Nasza Loteria SR - pasek na kartach artykułów

Chorwacja już w Unii

bp Tadeusz Pieronek
Chorwacja weszła do Unii Europejskiej z dniem 1 lipca br., po wypełnieniu warunków, jakie Unia stawia wszystkim krajom zabiegającym o członkostwo.

Jest to długa lista postulatów dotyczących wszystkich istotnych sektorów życia społecznego, gospodarczego, polityki wewnętrznej i międzynarodowej, których realizacja jest niezbędną podstawą funkcjonowania nowego państwa w Unii. Osiągnięcie takiego stanu państwa jest możliwe tylko wtedy, kiedy, dzięki koniecznym reformom, państwo może być uznane za demokratyczne, akceptuje wolny rynek, respektuje prawa człowieka i jest zdolne dostosować się do obowiązujących w Unii traktatów. Jak więc widać, przyjęcie do Unii wymaga poważnego wysiłku i sporo czasu.

Zamiar wstąpienia do Unii Chorwacja zgłosiła już wcześniej, ale dopiero w 2005 roku ruszyły negocjacje, napotykając po drodze wiele poważnych przeszkód.
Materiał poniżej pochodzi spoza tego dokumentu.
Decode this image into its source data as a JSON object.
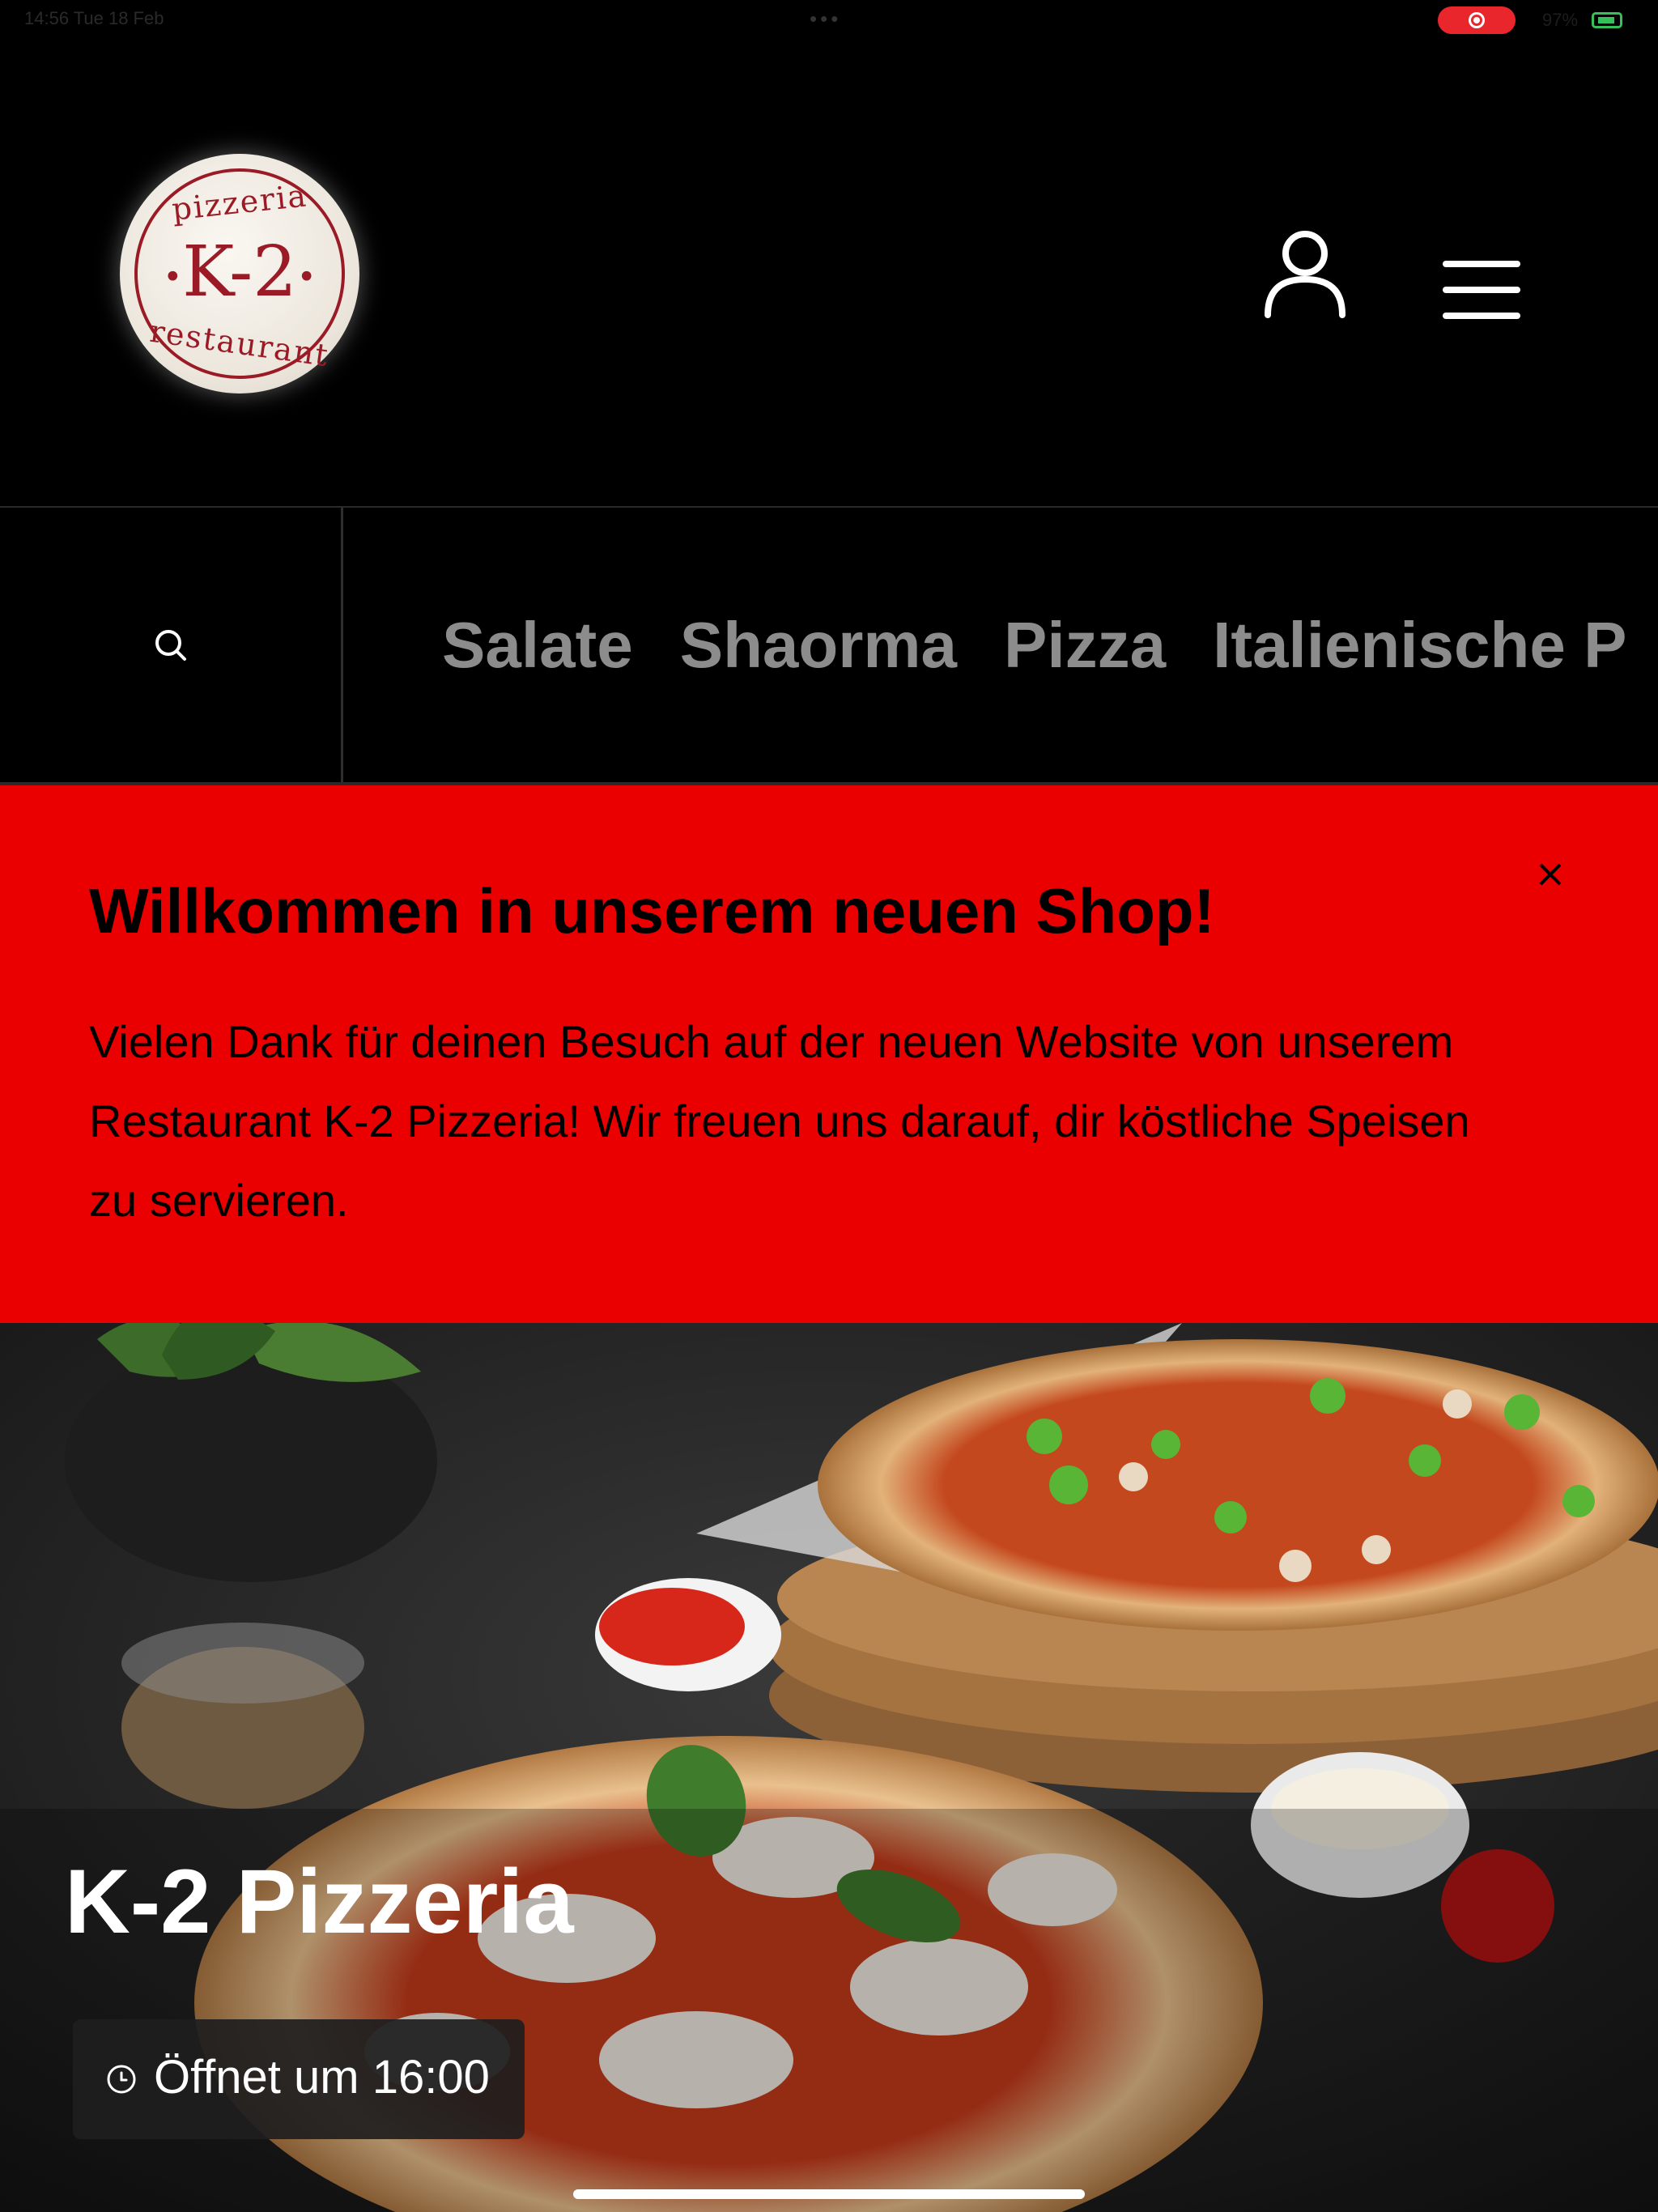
{
  "status_bar": {
    "time_date": "14:56 Tue 18 Feb",
    "dots": "•••",
    "battery": "97%"
  },
  "logo": {
    "top": "pizzeria",
    "main": "K-2",
    "bottom": "restaurant",
    "accent_color": "#9a1b26"
  },
  "header": {
    "account_icon": "user-icon",
    "menu_icon": "hamburger-menu-icon"
  },
  "categories": {
    "search_icon": "search-icon",
    "items": [
      "Salate",
      "Shaorma",
      "Pizza",
      "Italienische P"
    ]
  },
  "welcome": {
    "title": "Willkommen in unserem neuen Shop!",
    "text": "Vielen Dank für deinen Besuch auf der neuen Website von unserem Restaurant K-2 Pizzeria! Wir freuen uns darauf, dir köstliche Speisen zu servieren.",
    "close_icon": "close-icon",
    "background": "#ea0000"
  },
  "hero": {
    "title": "K-2 Pizzeria",
    "hours": "Öffnet um 16:00",
    "clock_icon": "clock-icon"
  }
}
Dotyczyły one doprowadzenia do współpracy rządu z Międzynarodowym Trybunałem Karnym dla byłej Jugosławii, postawienia przed Trybunałem w Hadze osób podejrzanych o zbrodnie wojenne i uczciwych procesów osób sądzonych w kraju za podobne zbrodnie.

Uregulowania wymagały spory graniczne z Czarnogórą, Bośnią i Hercegowiną, Serbią i Słowenią, zapewnienie bezpieczeństwa mniejszościom narodowym, zwłaszcza Serbom i Romom. Ważna kwestia o charakterze międzynarodowym dotycząca rybołówstwa, mianowicie dopuszczenia państw członków Unii Europejskiej do wód terytorialnych Chorwacji, a ponadto było mnóstwo spraw związanych z przekształceniem systemu państwowego i gospodarki na modłę demokratyczną.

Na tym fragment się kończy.